A recent FINRA investor alert gets right to the point: “The marketing efforts used by some variable annuity sellers deserve scrutiny—especially when seniors are the targeted investors.” As if these products weren’t complicated enough, variable sales pitches are sometimes tailored to confuse. Others employee scare tactics and share false claims.
The FINRA alert, Variable Annuities: Beyond the Hard Sell, focuses on deferred variable annuities and distinguishes them from mutual funds by pointing to three basic features:
- Tax-deferred treatment of earnings.
- A death benefit.
- Annuity payout options that can provide guaranteed income for life.
All that sounds good, and variable annuities can be appropriate investments – for some investors in particular circumstances. However, investors must be aware of their restrictions and understand that substantial taxes and other charges may apply if money is withdrawn early. To quote the FINRA alert, carefully read the prospectus to ensure you understand the terms. To that end, I’d like to share FINRA’s advice on seven factors to evaluate:
Liquidity and Early Withdrawals: Many variable annuities assess surrender charges for withdrawals within a specified period, which can be as long as six to eight years. Also, any withdrawals before an investor reaches the age of 59 ½ are generally subject to a 10 percent tax penalty in addition to any gain being taxed as ordinary income.
Sales and Surrender Charges: Most variable annuities have a sales charge. Like class B shares of mutual funds, many variable annuity shares typically do not charge a front-end sales charge, but they do impose asset-based sales charges or surrender charges. These charges normally decline and eventually are eliminated the longer you hold your shares. For example, a surrender charge could start at 7 percent in the first year and decline by 1 percent per year until it reaches zero.
Fees and Expenses: In addition to sales and surrender charges, variable annuities may impose a variety of fees and expenses when you invest in them, such as mortality and expense risk charges, administrative fees, underlying fund expenses, and charges for special features, such as principal protection. These annual fees on variable annuities can reach 2 percent or more of the annuity’s value.
Taxes. While earnings in a variable annuity accrue on a tax-deferred basis—typically a big selling point—they do not provide all the tax advantages of 401(k)s and other before-tax retirement plans. 401(k)s and other before-tax retirement plans not only allow you to defer taxes on income and investment gains, but allow your contributions to reduce your current taxable income. That’s why most investors should consider annuity products only after they make their maximum contributions to their 401(k)s and other before-tax retirement plans.
Once you start withdrawing money from your variable annuity, earnings (but not principal) will be taxed at the ordinary income rate, rather than at the lower capital gains rates applied to investments in stocks, bonds, mutual funds or other non-tax-deferred vehicles in which funds are held for more than one year.
Furthermore, proceeds of most variable annuities do not receive a “step-up” in cost basis when the owner dies. Other types of investments, such as stocks, bonds, and mutual funds, do provide a step up in tax basis upon the owner’s death.
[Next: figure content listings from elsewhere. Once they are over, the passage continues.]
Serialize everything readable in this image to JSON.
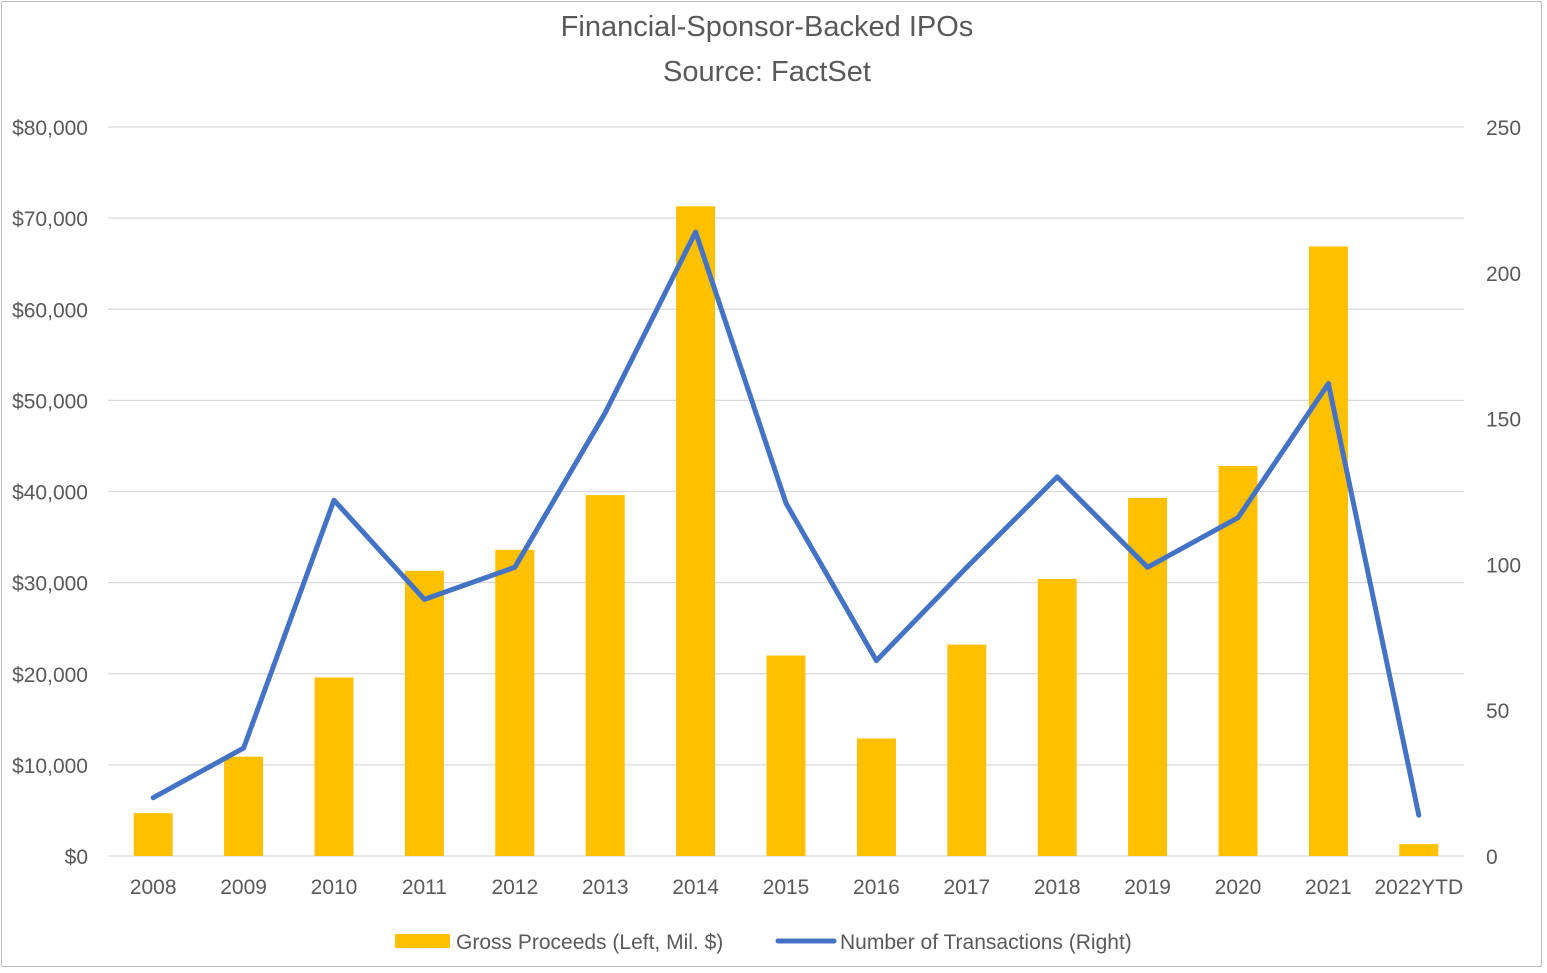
{
  "chart_data": {
    "type": "bar",
    "title": "Financial-Sponsor-Backed IPOs",
    "subtitle": "Source: FactSet",
    "categories": [
      "2008",
      "2009",
      "2010",
      "2011",
      "2012",
      "2013",
      "2014",
      "2015",
      "2016",
      "2017",
      "2018",
      "2019",
      "2020",
      "2021",
      "2022YTD"
    ],
    "left_axis": {
      "min": 0,
      "max": 80000,
      "step": 10000,
      "tick_labels": [
        "$0",
        "$10,000",
        "$20,000",
        "$30,000",
        "$40,000",
        "$50,000",
        "$60,000",
        "$70,000",
        "$80,000"
      ]
    },
    "right_axis": {
      "min": 0,
      "max": 250,
      "step": 50,
      "tick_labels": [
        "0",
        "50",
        "100",
        "150",
        "200",
        "250"
      ]
    },
    "grid": true,
    "legend_position": "bottom",
    "series": [
      {
        "name": "Gross Proceeds (Left, Mil. $)",
        "kind": "bar",
        "axis": "left",
        "color": "#FFC000",
        "values": [
          4700,
          10900,
          19600,
          31300,
          33600,
          39600,
          71300,
          22000,
          12900,
          23200,
          30400,
          39300,
          42800,
          66900,
          1300
        ]
      },
      {
        "name": "Number of Transactions (Right)",
        "kind": "line",
        "axis": "right",
        "color": "#4472C4",
        "values": [
          20,
          37,
          122,
          88,
          99,
          152,
          214,
          121,
          67,
          99,
          130,
          99,
          116,
          162,
          14
        ]
      }
    ]
  }
}
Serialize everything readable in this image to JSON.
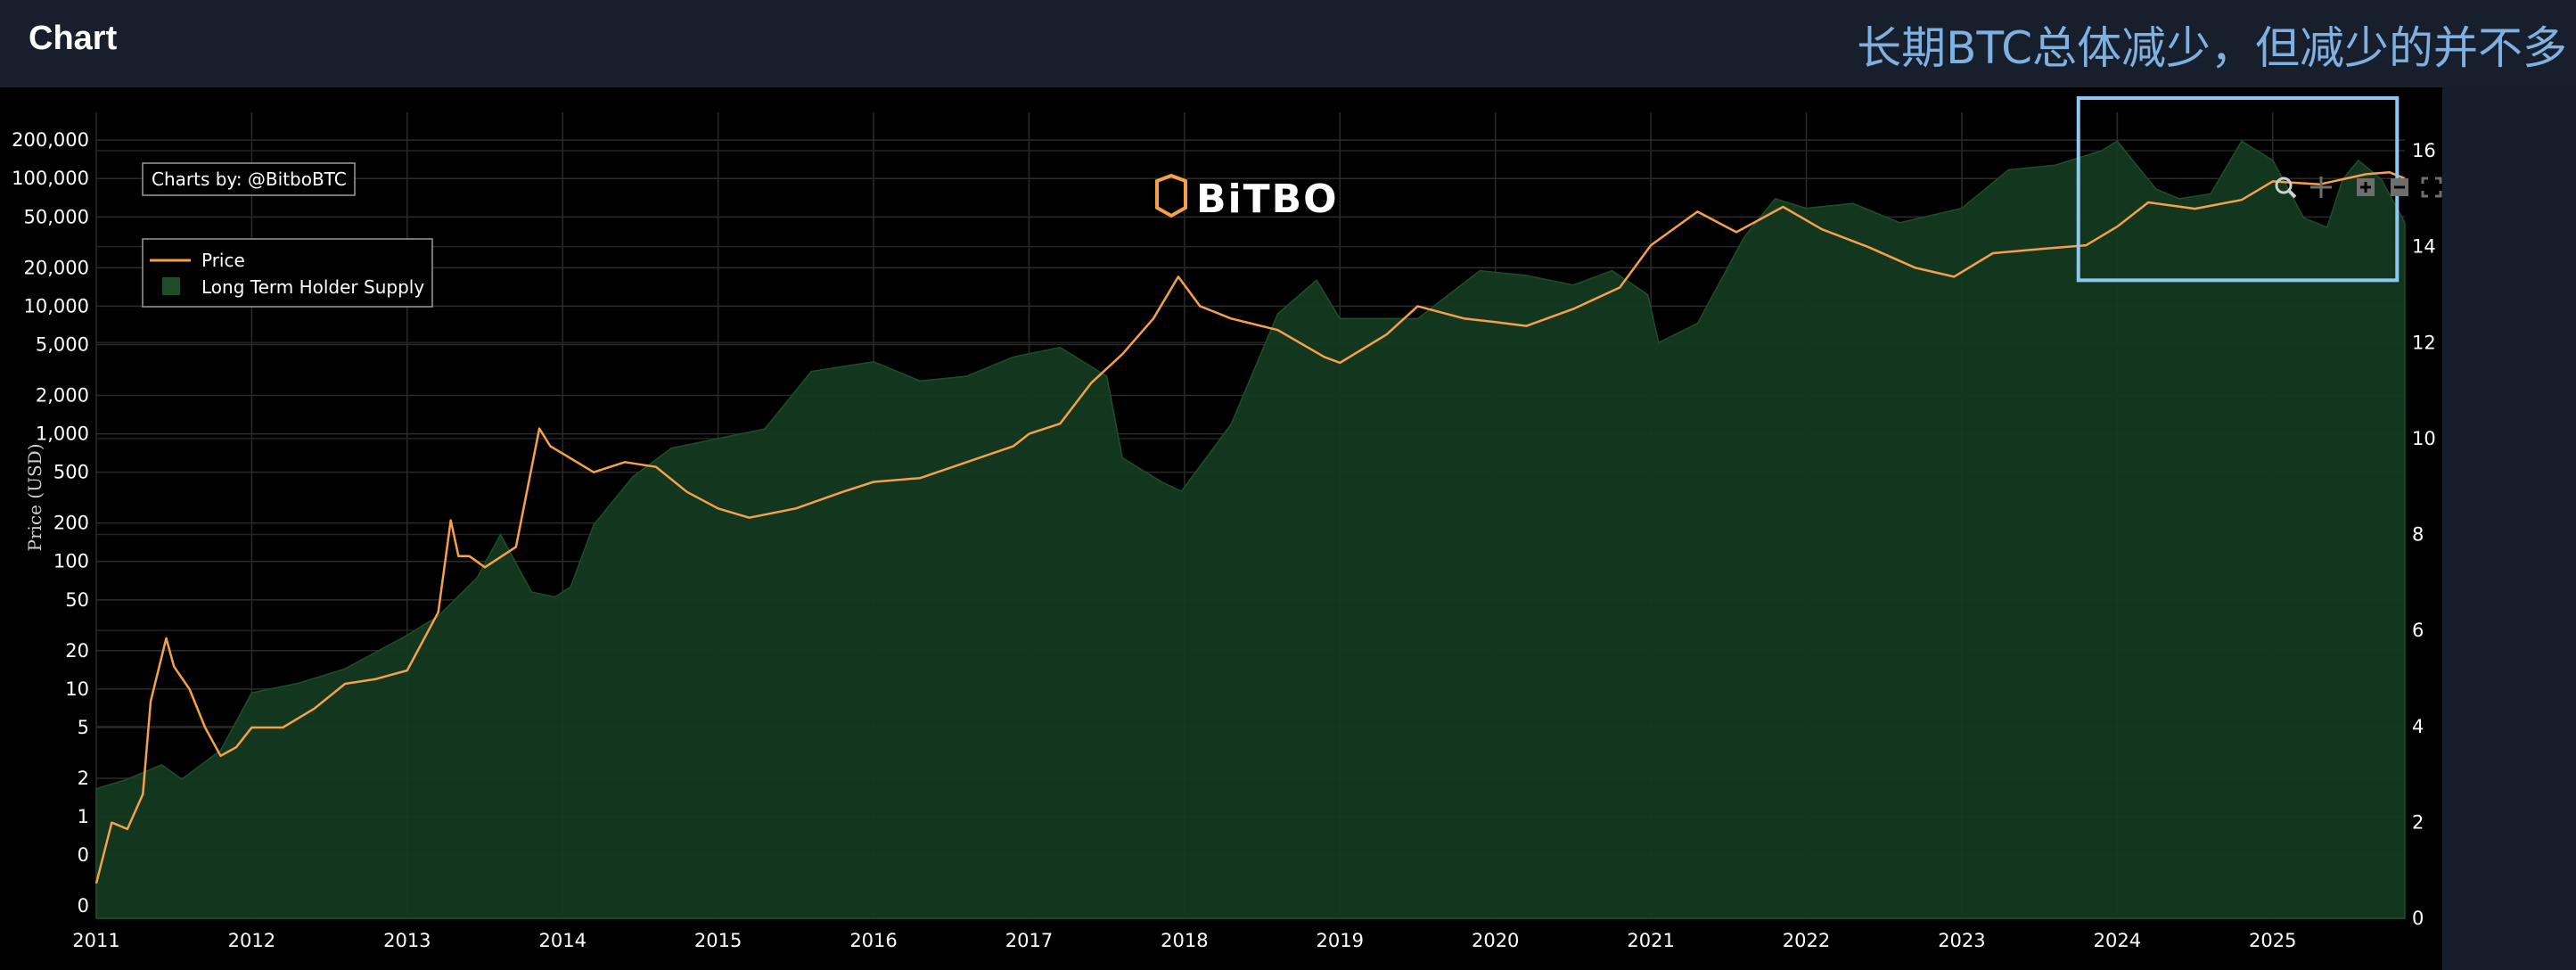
{
  "app": {
    "title": "Chart"
  },
  "annotation": {
    "text": "长期BTC总体减少，但减少的并不多"
  },
  "credit": {
    "text": "Charts by: @BitboBTC"
  },
  "logo": {
    "text": "BiTBO"
  },
  "modebar": {
    "zoom": "zoom-icon",
    "pan": "pan-icon",
    "zoom_in": "zoom-in-icon",
    "zoom_out": "zoom-out-icon",
    "autoscale": "autoscale-icon"
  },
  "colors": {
    "price": "#f5a04b",
    "supply_fill": "#143a20",
    "supply_edge": "#1e4d2b",
    "highlight_box": "#8cc8f0",
    "grid": "#2b2b2b"
  },
  "chart_data": {
    "type": "line",
    "title": "",
    "xlabel": "",
    "ylabel": "Price (USD)",
    "legend_position": "top-left",
    "legend": [
      "Price",
      "Long Term Holder Supply"
    ],
    "x_ticks": [
      "2011",
      "2012",
      "2013",
      "2014",
      "2015",
      "2016",
      "2017",
      "2018",
      "2019",
      "2020",
      "2021",
      "2022",
      "2023",
      "2024",
      "2025"
    ],
    "y_left_ticks": [
      "200,000",
      "100,000",
      "50,000",
      "20,000",
      "10,000",
      "5,000",
      "2,000",
      "1,000",
      "500",
      "200",
      "100",
      "50",
      "20",
      "10",
      "5",
      "2",
      "1",
      "0",
      "0"
    ],
    "y_left_tick_values": [
      200000,
      100000,
      50000,
      20000,
      10000,
      5000,
      2000,
      1000,
      500,
      200,
      100,
      50,
      20,
      10,
      5,
      2,
      1,
      0.5,
      0.2
    ],
    "y_left_scale": "log",
    "y_right_ticks": [
      "16",
      "14",
      "12",
      "10",
      "8",
      "6",
      "4",
      "2",
      "0"
    ],
    "y_right_range": [
      0,
      16.8
    ],
    "x_range": [
      2011.0,
      2025.85
    ],
    "series": [
      {
        "name": "Price",
        "axis": "left",
        "x": [
          2011.0,
          2011.1,
          2011.2,
          2011.3,
          2011.35,
          2011.45,
          2011.5,
          2011.6,
          2011.7,
          2011.8,
          2011.9,
          2012.0,
          2012.2,
          2012.4,
          2012.6,
          2012.8,
          2013.0,
          2013.2,
          2013.28,
          2013.33,
          2013.4,
          2013.5,
          2013.7,
          2013.85,
          2013.92,
          2014.0,
          2014.2,
          2014.4,
          2014.6,
          2014.8,
          2015.0,
          2015.2,
          2015.5,
          2015.8,
          2016.0,
          2016.3,
          2016.6,
          2016.9,
          2017.0,
          2017.2,
          2017.4,
          2017.6,
          2017.8,
          2017.96,
          2018.1,
          2018.3,
          2018.6,
          2018.9,
          2019.0,
          2019.3,
          2019.5,
          2019.8,
          2020.0,
          2020.2,
          2020.5,
          2020.8,
          2021.0,
          2021.3,
          2021.55,
          2021.85,
          2022.1,
          2022.4,
          2022.7,
          2022.95,
          2023.2,
          2023.5,
          2023.8,
          2024.0,
          2024.2,
          2024.5,
          2024.8,
          2025.0,
          2025.3,
          2025.6,
          2025.75,
          2025.85
        ],
        "values": [
          0.3,
          0.9,
          0.8,
          1.5,
          8,
          25,
          15,
          10,
          5,
          3,
          3.5,
          5,
          5,
          7,
          11,
          12,
          14,
          40,
          210,
          110,
          110,
          90,
          130,
          1100,
          800,
          700,
          500,
          600,
          550,
          350,
          260,
          220,
          260,
          350,
          420,
          450,
          600,
          800,
          1000,
          1200,
          2500,
          4200,
          8000,
          17000,
          10000,
          8000,
          6500,
          4000,
          3600,
          6000,
          10000,
          8000,
          7500,
          7000,
          9500,
          14000,
          30000,
          55000,
          38000,
          60000,
          40000,
          29000,
          20000,
          17000,
          26000,
          28000,
          30000,
          42000,
          65000,
          58000,
          68000,
          95000,
          90000,
          108000,
          112000,
          100000
        ]
      },
      {
        "name": "Long Term Holder Supply",
        "axis": "right",
        "x": [
          2011.0,
          2011.2,
          2011.42,
          2011.55,
          2011.8,
          2012.0,
          2012.3,
          2012.6,
          2013.0,
          2013.2,
          2013.45,
          2013.6,
          2013.8,
          2013.95,
          2014.05,
          2014.2,
          2014.45,
          2014.7,
          2015.0,
          2015.3,
          2015.6,
          2016.0,
          2016.3,
          2016.6,
          2016.9,
          2017.2,
          2017.5,
          2017.6,
          2017.85,
          2017.98,
          2018.3,
          2018.6,
          2018.85,
          2019.0,
          2019.5,
          2019.9,
          2020.2,
          2020.5,
          2020.75,
          2020.98,
          2021.05,
          2021.3,
          2021.6,
          2021.8,
          2022.0,
          2022.3,
          2022.6,
          2023.0,
          2023.3,
          2023.6,
          2023.9,
          2024.0,
          2024.25,
          2024.4,
          2024.6,
          2024.8,
          2025.0,
          2025.2,
          2025.35,
          2025.45,
          2025.55,
          2025.7,
          2025.85
        ],
        "values": [
          2.7,
          2.9,
          3.2,
          2.9,
          3.5,
          4.7,
          4.9,
          5.2,
          5.9,
          6.3,
          7.1,
          8.0,
          6.8,
          6.7,
          6.9,
          8.2,
          9.2,
          9.8,
          10.0,
          10.2,
          11.4,
          11.6,
          11.2,
          11.3,
          11.7,
          11.9,
          11.3,
          9.6,
          9.1,
          8.9,
          10.3,
          12.6,
          13.3,
          12.5,
          12.5,
          13.5,
          13.4,
          13.2,
          13.5,
          13.0,
          12.0,
          12.4,
          14.2,
          15.0,
          14.8,
          14.9,
          14.5,
          14.8,
          15.6,
          15.7,
          16.0,
          16.2,
          15.2,
          15.0,
          15.1,
          16.2,
          15.8,
          14.6,
          14.4,
          15.4,
          15.8,
          15.4,
          14.5
        ]
      }
    ],
    "highlight_box": {
      "x_range": [
        2023.75,
        2025.8
      ],
      "y_right_range": [
        13.3,
        17.5
      ]
    }
  }
}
Bonus Credits. In an attempt to attract investors, many variable annuities now offer bonus credits that can add a specified percentage to the amount invested in the variable annuity, generally ranging from 1 percent to 5 percent for each premium payment you make. Bonus credits, however, are usually not free. In order to fund them, insurance companies typically impose high mortality and expense charges and lengthy surrender charge periods.
Guarantees. Insurance companies issuing variable annuities provide a number of specific guarantees. For example, they may guarantee a death benefit or an annuity payout option that can provide income for life. These guarantees are only as good as the insurance company that gives them. While it is an uncommon occurrence that the insurance companies that back these guarantees are unable to meet their obligations, it happens. There are several credit rating agencies that rate a company’s financial strength. Information about these agencies can be found on the SEC’s website.
Variable Annuities within IRAs. Investing in a variable annuity within a tax-deferred account, such as an individual retirement account (IRA) may not be a good idea. Since IRAs are already tax-advantaged, a variable annuity will provide no additional tax savings. It will, however, increase the expense of the IRA, while generating fees and commissions for the broker or salesperson. Also, if the annuity is within a traditional (rather than a Roth) IRA, the government requires that you start withdrawing income no later than the April 1 that follows your 70½ birthday, regardless of any surrender charges the annuity might impose.